1.Here is the link to the archive. The Taylor posts all appeared in December ‘23 through January ‘24.
2. I met Barfield and his wife, Maud, in the mid 70s when he was a visiting lecturer at SUNY Stony Brook. I sat in on a bunch of his classes. He had a severe stutter that by comparison makes Joe Biden seem a silky Cicero, but he was enormously impressive, and he opened things up for me then in ways that have been enormously important for me ever since. A good introduction that situates Barfield’s place as a 20th century thinker is R. J. Reilly’s Romantic Religion: A Study of Barfield, Lewis, Williams, and Tolkien.
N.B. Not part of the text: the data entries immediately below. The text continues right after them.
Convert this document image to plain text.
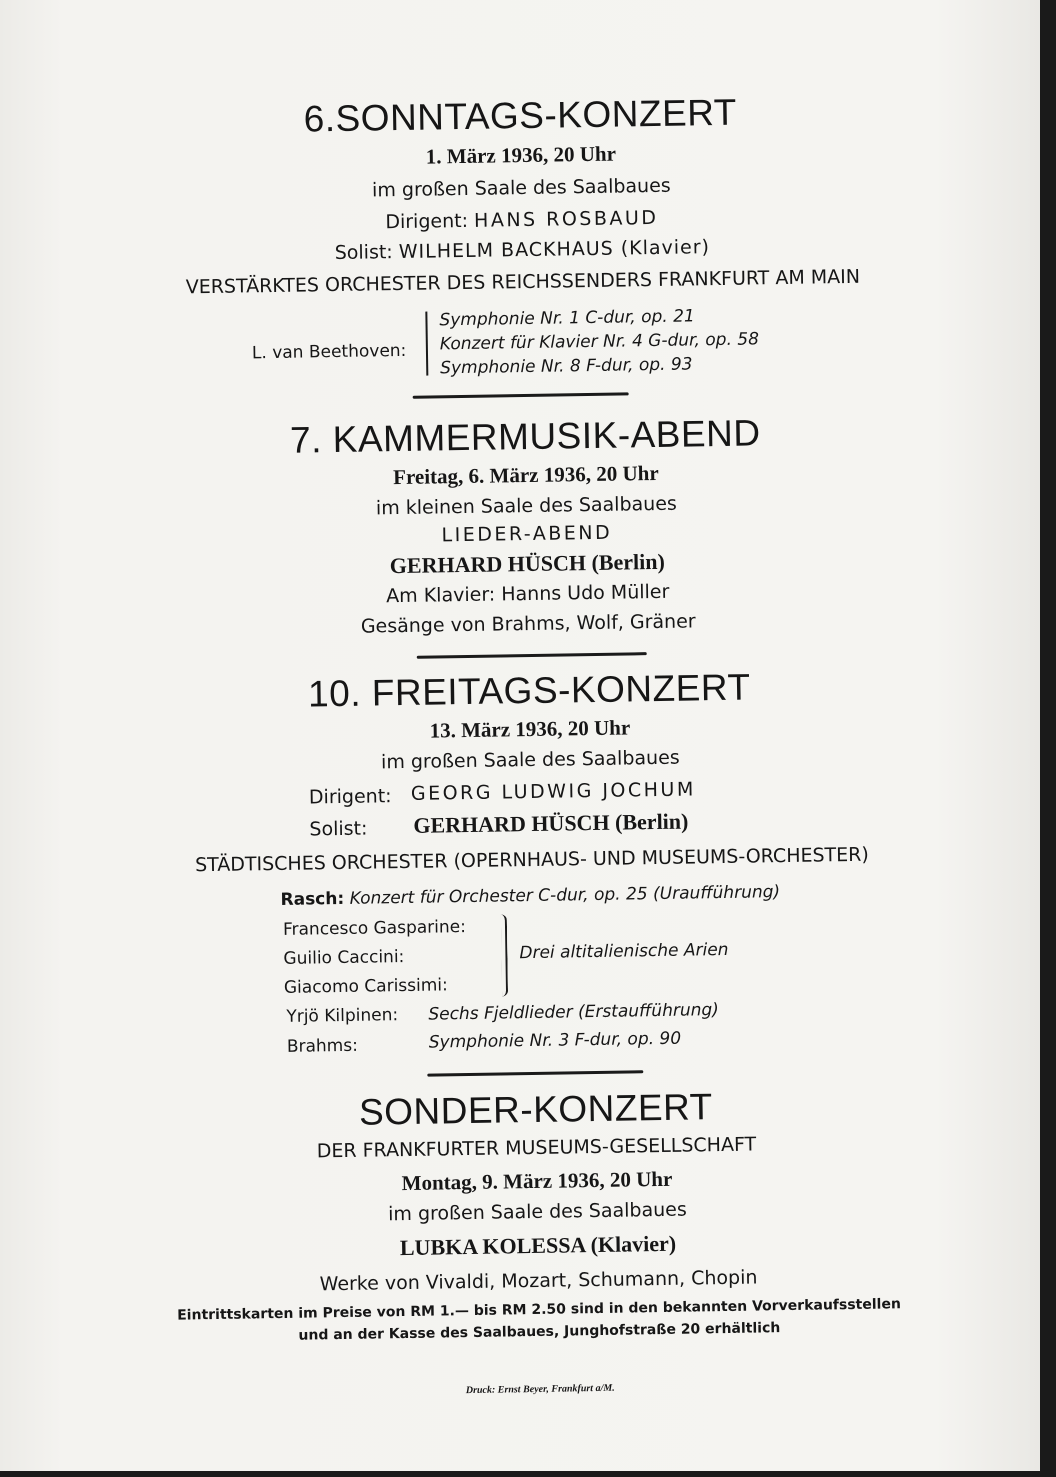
6.SONNTAGS-KONZERT
1. März 1936, 20 Uhr
im großen Saale des Saalbaues
Dirigent: HANS ROSBAUD
Solist: WILHELM BACKHAUS (Klavier)
VERSTÄRKTES ORCHESTER DES REICHSSENDERS FRANKFURT AM MAIN
L. van Beethoven:
Symphonie Nr. 1 C-dur, op. 21
Konzert für Klavier Nr. 4 G-dur, op. 58
Symphonie Nr. 8 F-dur, op. 93
7. KAMMERMUSIK-ABEND
Freitag, 6. März 1936, 20 Uhr
im kleinen Saale des Saalbaues
LIEDER-ABEND
GERHARD HÜSCH (Berlin)
Am Klavier: Hanns Udo Müller
Gesänge von Brahms, Wolf, Gräner
10. FREITAGS-KONZERT
13. März 1936, 20 Uhr
im großen Saale des Saalbaues
Dirigent: GEORG LUDWIG JOCHUM
Solist: GERHARD HÜSCH (Berlin)
STÄDTISCHES ORCHESTER (OPERNHAUS- UND MUSEUMS-ORCHESTER)
Rasch: Konzert für Orchester C-dur, op. 25 (Uraufführung)
Francesco Gasparine:
Guilio Caccini:
Giacomo Carissimi:
Drei altitalienische Arien
Yrjö Kilpinen: Sechs Fjeldlieder (Erstaufführung)
Brahms:	Symphonie Nr. 3 F-dur, op. 90
SONDER-KONZERT
DER FRANKFURTER MUSEUMS-GESELLSCHAFT
Montag, 9. März 1936, 20 Uhr
im großen Saale des Saalbaues
LUBKA KOLESSA (Klavier)
Werke von Vivaldi, Mozart, Schumann, Chopin
Eintrittskarten im Preise von RM 1.— bis RM 2.50 sind in den bekannten Vorverkaufsstellen
und an der Kasse des Saalbaues, Junghofstraße 20 erhältlich
Druck: Ernst Beyer, Frankfurt a/M.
Gary Lachman’s discussion of Goethe and Barfield in Lost Knowledge of the Imagination is also very good. They are all barking up the same tree that Taylor is.
3. There is hardly a thing I disagree with in Ahmari’s anti-Neoliberal polemic, Tyranny, Inc.: How Private Power Crushed American Liberty–and What to Do About It. But this guy in his misguided populism still seems to be in the tank for Donald Trump. And he’s said things in the past that inclline me to think that he’s probably on board with Project 2025. But I don’t know that.
Deneen is no fool, and he has no illusions about Trump, but he seems to be drinking from the same punchbowl that Amy Coney Barrett is. Is it a Notre Dame thing these days? BTW, Matt Sitman (the podcaster referenced above) was a student and protege of Deneen’s at Georgetown until he took a left turn that correlated with his coming out as a gay man simultaneous with his converting to Catholicism. Life in all its particularity is quite messy, isn’t it? I don’t think, though, that he would fit in the world that Ahmari and Deneen would deliver us into.